Als Hauptredner war Jens Zimmermann, SPD-Kandidat für die Bundestagswahl am 22. September, nach Rodgau gekommen. Er knüpfte an die Worte Kunerts an: „Es ist etwas schief im Staat, wenn einerseits die Regierung es zulässt, dass 6,9 Millionen Menschen mit einem Lohn von unter 8,50 Euro nach Hause geschickt werden und andererseits Steuerhinterziehung nicht entschlossen bekämpft wird.“ Zum einen sei diese Schieflage durch einen gesetzlichen Mindestlohn und gleichen Lohn für gleiche Arbeit zu bekämpfen – beides zentrale Forderungen der SPD. Beim Thema Steuergerechtigkeit und Steuerehrlichkeit, so Zimmermann, komme es darauf an, „nicht nachsichtig zu sein“. Man müsse mit Staaten, die sich als Steueroasen präsentierten, hart verhandeln. Wie das funktioniert, hätten die USA im Fall Schweiz vorgemacht. Durch ein Abkommen sei nun gewährleistet, dass US-Bürger in der Schweiz kein Schwarzgeld mehr verstecken können. Zimmermann: „Das hat nur mit harten Verhandlungen geklappt. Unser Kanzlerkandidat Peer Steinbrück hat von Kavallerie gesprochen und ist dafür von den Schwarzen und Gelben beschimpft worden. Aber er hat recht gehabt.“ Die schwarz-gelbe Regierung handele bei diesem Thema scheinheilig. „Steuerbetrug ist kein Kavaliersdelikt und muss mit viel mehr Nachdruck verfolgt werden“, forderte Zimmermann. Ebenso so scheinheilig gehe die schwarz-gelbe Regierung bei der Rente vor. Hier habe man zynisch den Begriff „Lebensleistungsrente“ in die Welt gesetzt für ein Gesetz, das bedürftigen Rentnern und Rentnerinnen im Endeffekt nur zehn Euro mehr bringen soll. Zimmermann: „Die einzige Partei, die ein schlüssiges Rentenkonzept besitzt, ist die SPD. Es sieht unter anderem vor, dass jeder langjährig Versicherte am Ende eine einigermaßen auskömmliche Rente bekommt, die klar über der Grundsicherung liegt.

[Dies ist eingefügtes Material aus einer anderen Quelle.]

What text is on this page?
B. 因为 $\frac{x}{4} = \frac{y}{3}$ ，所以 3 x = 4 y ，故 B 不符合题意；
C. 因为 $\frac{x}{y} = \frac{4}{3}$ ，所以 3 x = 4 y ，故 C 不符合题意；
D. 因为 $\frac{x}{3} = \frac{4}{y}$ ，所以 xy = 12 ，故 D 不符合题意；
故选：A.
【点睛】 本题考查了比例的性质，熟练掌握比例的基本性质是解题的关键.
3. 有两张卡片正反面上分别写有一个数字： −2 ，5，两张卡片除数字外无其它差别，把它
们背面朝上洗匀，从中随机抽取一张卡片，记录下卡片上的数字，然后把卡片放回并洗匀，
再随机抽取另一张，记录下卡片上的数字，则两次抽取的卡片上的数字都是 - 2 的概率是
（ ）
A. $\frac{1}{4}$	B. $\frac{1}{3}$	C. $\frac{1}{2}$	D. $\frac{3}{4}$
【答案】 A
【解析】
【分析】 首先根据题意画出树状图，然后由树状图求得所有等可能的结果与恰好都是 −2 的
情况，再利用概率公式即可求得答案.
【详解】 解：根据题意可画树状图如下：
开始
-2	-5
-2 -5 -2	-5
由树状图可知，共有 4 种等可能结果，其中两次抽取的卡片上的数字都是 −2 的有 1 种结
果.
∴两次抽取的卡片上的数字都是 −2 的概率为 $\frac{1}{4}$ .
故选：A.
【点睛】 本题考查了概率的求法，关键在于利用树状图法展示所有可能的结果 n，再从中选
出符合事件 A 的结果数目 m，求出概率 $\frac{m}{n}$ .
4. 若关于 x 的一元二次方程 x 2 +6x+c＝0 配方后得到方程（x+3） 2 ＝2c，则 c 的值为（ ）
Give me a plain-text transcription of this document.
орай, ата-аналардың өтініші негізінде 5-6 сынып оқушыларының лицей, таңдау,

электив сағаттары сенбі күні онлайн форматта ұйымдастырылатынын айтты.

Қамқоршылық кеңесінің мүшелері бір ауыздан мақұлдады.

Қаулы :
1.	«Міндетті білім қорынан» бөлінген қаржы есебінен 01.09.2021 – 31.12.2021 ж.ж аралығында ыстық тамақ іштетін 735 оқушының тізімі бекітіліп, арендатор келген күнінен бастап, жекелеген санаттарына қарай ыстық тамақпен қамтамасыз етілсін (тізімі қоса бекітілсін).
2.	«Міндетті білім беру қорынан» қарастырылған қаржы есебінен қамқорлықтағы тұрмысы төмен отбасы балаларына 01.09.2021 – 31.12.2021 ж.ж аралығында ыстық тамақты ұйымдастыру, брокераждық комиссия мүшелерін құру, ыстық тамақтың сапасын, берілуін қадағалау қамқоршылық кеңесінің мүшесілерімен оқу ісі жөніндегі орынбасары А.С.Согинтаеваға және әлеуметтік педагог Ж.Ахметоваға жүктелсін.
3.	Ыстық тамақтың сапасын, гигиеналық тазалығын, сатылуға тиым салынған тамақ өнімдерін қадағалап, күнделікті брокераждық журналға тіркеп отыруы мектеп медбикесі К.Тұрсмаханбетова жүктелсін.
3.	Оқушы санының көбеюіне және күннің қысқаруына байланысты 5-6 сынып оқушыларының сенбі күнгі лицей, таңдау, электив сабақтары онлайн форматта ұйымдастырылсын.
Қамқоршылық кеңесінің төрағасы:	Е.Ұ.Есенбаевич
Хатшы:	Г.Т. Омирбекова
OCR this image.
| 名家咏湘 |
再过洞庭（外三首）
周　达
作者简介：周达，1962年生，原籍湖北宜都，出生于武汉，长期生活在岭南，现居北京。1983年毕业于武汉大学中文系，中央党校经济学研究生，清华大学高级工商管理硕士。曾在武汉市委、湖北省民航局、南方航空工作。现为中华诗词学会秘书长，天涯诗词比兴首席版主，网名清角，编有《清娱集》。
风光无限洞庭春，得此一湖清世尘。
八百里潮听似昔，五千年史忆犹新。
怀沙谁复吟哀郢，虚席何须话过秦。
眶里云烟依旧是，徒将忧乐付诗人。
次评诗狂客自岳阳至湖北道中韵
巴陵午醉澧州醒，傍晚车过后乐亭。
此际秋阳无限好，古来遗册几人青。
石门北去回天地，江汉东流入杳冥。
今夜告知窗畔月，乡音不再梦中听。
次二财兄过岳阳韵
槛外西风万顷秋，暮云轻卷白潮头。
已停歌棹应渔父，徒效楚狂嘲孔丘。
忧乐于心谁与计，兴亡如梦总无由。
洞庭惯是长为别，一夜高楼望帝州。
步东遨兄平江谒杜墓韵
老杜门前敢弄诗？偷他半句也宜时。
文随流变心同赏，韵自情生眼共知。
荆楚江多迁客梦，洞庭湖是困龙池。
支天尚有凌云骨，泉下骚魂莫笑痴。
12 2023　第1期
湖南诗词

Den Gästen der SPD wurde an diesem Tag nicht nur Politik geboten. Für den kleinen und großen Hunger gab es neben Steaks und Würstchen auch eine Paella von Familie Martini sowie eine reich gedeckte Kuchentheke. Kinder konnten sich mit einer Hüpfburg und in einer gut ausgestatteten Spielecke vergnügen. Der Rodgauer Künstler und Kulturpreisträger Gerd Steinle vermittelte in einem Workshop den spielerischen Umgang mit Ton. Als besondere Attraktion trat am Nachmittag die Flamencogruppe des Rodgauer Vereins für multinationale Verständigung „Munavero“ auf. Der Verein war außerdem mit einem Stand vertreten, an dem er über seine Arbeit informierte. Für die musikalische Unterhaltung sorgte in bewährter Weise das Duo „Vital“ mit Eva und Egon Roth. Insgesamt war es ein gelungenes Fest, das viele Gäste trotz des durchwachsenen Wetters auf den Puiseauxplatz lockte. Es zeichnete sich aus durch eine gute Stimmung, viele Kontakte und hat Gästen und Akteuren viel Spaß bereitet.